Tuesday, September 29, 2009

Book Review: The Year of Living Biblically


I've been thinking carefully about how I should blog about this book. There were humorous moments, times when I quite liked the author, but there were more times when I got out my pen and wrote yet another note about how he had misquoted, stretched or made a nonsense of the Scriptures.

A J Jacobs is a career author, regularly churning out book after book based on strange challenges he sets himself. An American Dave Gorman, if you will. A previous effort saw him read through the Encyclopedia Britannica and use the facts he found there in his everyday life, as well as an appearance on Who Wants To Be A Millionaire? The challenge he has set himself this time is, as the title suggests, to live biblically.

He's upfront and honest about his quest. He wants to 'explore religion.' And on that very point, he immediately stumbles into a great problem. He does indeed explore religion - rules to obey and seek some reward for obedience; but Christianity isn't about religion - it's about relationship. After a mammoth session of reading the Bible from cover to cover, he finds there are over 700 'rules' in the Bible, commands that he feels me has to fulfill and obey over the course of his year.

As he starts, he's only too honest that he doesn't believe in God, but seeks to practice 'cognitive dissonance', so that by behaving as if he believed in God, then eventually he will. Where practice leads the mind will follow. The logical conclusion of this is that the Bible is seen as a manmade book, a self-help manual, filled with rules and handy hints to make him a better person.

Yet as Hebrews warns, 'Without faith is it impossible to please [God], for whoever would draw near to God must believe that he exists and that he rewards those who seek him.' (Heb 11:6).

So how does he do as he seeks to keep the whole law? Within half an hour, he stumbles. Half an hour is quite impressive, yet he knows failure fairly quickly. And that's the point. The law wasn't meant to be kept, because we cannot do it. Yet Jesus perfectly kept the Law so that he does for us what we cannot do by ourselves.

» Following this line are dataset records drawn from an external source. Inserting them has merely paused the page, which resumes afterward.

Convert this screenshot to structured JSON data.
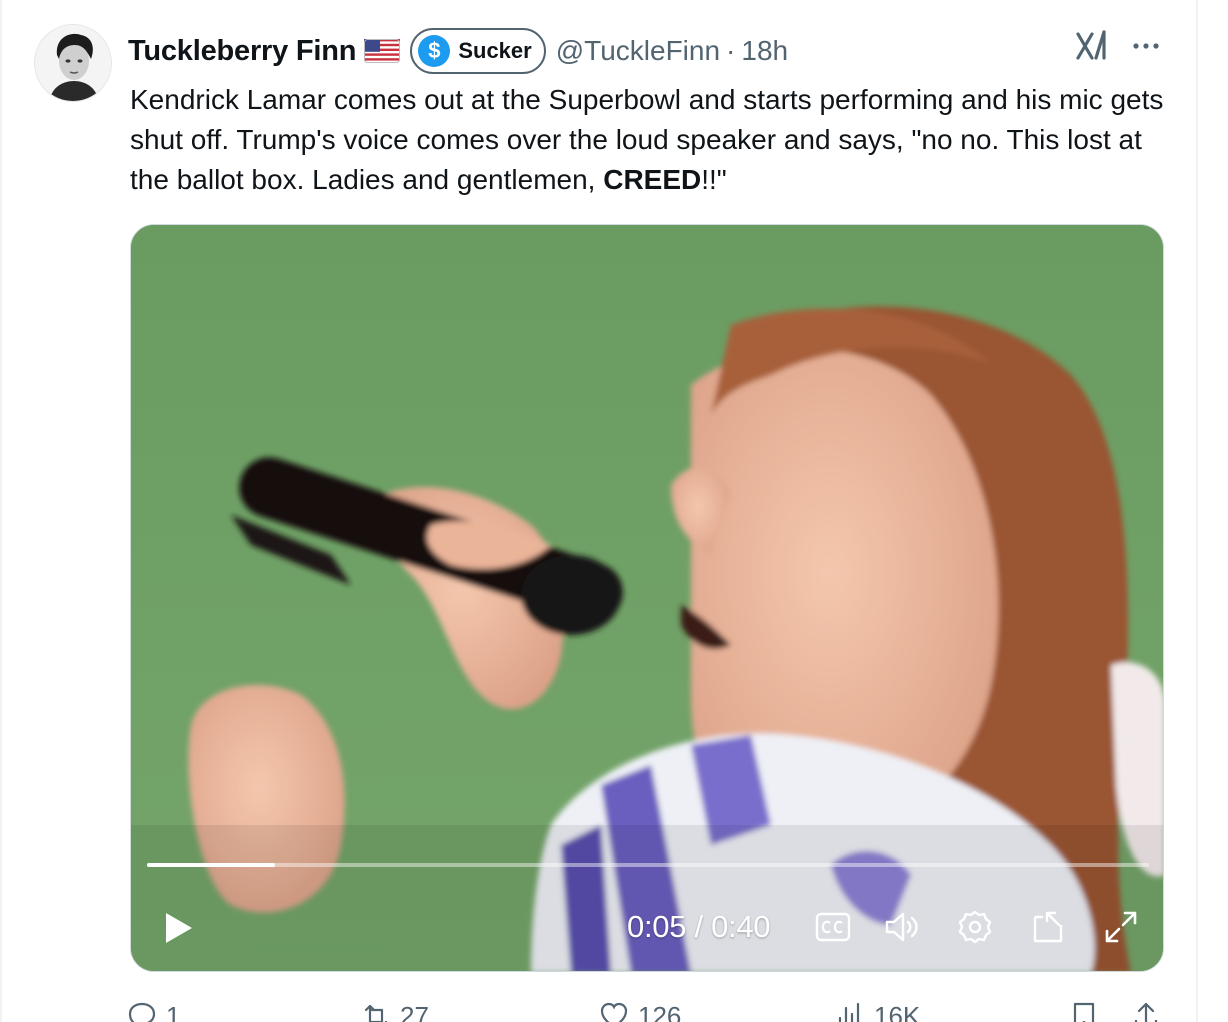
{
  "tweet": {
    "display_name": "Tuckleberry Finn",
    "badge_label": "Sucker",
    "handle": "@TuckleFinn",
    "separator": "·",
    "time": "18h",
    "text_part1": "Kendrick Lamar comes out at the Superbowl and starts performing and his mic gets shut off. Trump's voice comes over the loud speaker and says, \"no no. This lost at the ballot box. Ladies and gentlemen, ",
    "text_bold": "CREED",
    "text_part2": "!!\""
  },
  "video": {
    "time_readout": "0:05 / 0:40",
    "progress": 0.128
  },
  "actions": {
    "replies": "1",
    "reposts": "27",
    "likes": "126",
    "views": "16K"
  },
  "colors": {
    "accent": "#1d9bf0",
    "text": "#0f1419",
    "secondary": "#536471"
  }
}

He's a writer, out for laughs, and for maximum sales, and so majors in on the weirdest rules in the Bible. Wearing mixed fibres, impurity laws surrounding a woman's period and men's emmisions, stoning adulterers, not capturing a mother bird along with her egg, the red heifer. His overall opinion is that he admires the 'ethically advanced rules' but wonders how they sit beside 'these bizarre decrees.'

Part of his problem is that he takes random verses out of context. So, for example, the command to bind money in your hand (Deut 14:25), but one of our Sunday School class could probably spot his taking it out of context - this is in relation to the tithes to be brought up to Jerusalem for a party as a thanksgiving of all God's good gifts. It doesn't mean that when you're going out for a walk you bind up some money and carry it in your hand or attached to your clothing! In other occasions, he seems to think that the rules he has compiled are things to be checked off, and so he goes to particular people, places and events to tick off another rule from his list. Again, not really the right attitude!

Using his author's instinct for the ridiculous, he even admits that 'one of the reasons I embarked on this experiment was to take legalism to its logical extreme and show that it leads to righteous idiocy.' He has a problem with legalists? Christians too! We're not legalists at all, far from it, we abound in the grace and mercy of God, not in the letter of the law, which cannot save us and instead condemns us.

To help us through the year, he assembled a team of spiritual advisors - Christian pastors, Jewish rabbis, and anyone else he could call on. At times, he is helped, and at least does put across the reason why Christians do not observe the Old Testament sacrifices and ceremonial law (in several places) because Christ is our sacrifice for sin, and the Old Testament prepares the way and points forward to him.

An interesting read, to see how an unbeliever reacts to the Bible, but entirely predictable. In his reading, he completely misses the point, and focuses on rules rather than relationship, on 'I must' rather than 'Jesus has.'

For another reaction to the book, check out Phil's blog on Rules, Rules, Rules.

1 comment :

  1. AJ Jacobs’ book insults believing people everywhere with its dumb-show antics aping faith. If Jacobs had decided to spend a year as a cancer patient, if he’d written a cheery book describing how he’d hop into his hospital bed and act drained and uncomfortable, all done in front of people who are genuinely ill, the affront would not have been greater.
    We can only hope Jacobs gains some kind of perspective on all this renown before he dashes into his next book, because The Year of Living Green would be boring where this book is sacrilegious, and The Year of Living Fat would be cruel where this book is trite, and The Year of Living Muslim might get him blown up in his car. This reviewer’s advice to our author: invest some of those bestseller profits, take a few years off from writing these silly, stupid books, and actually study something. It’s an unsettling experience at first, but you’ll get used to it.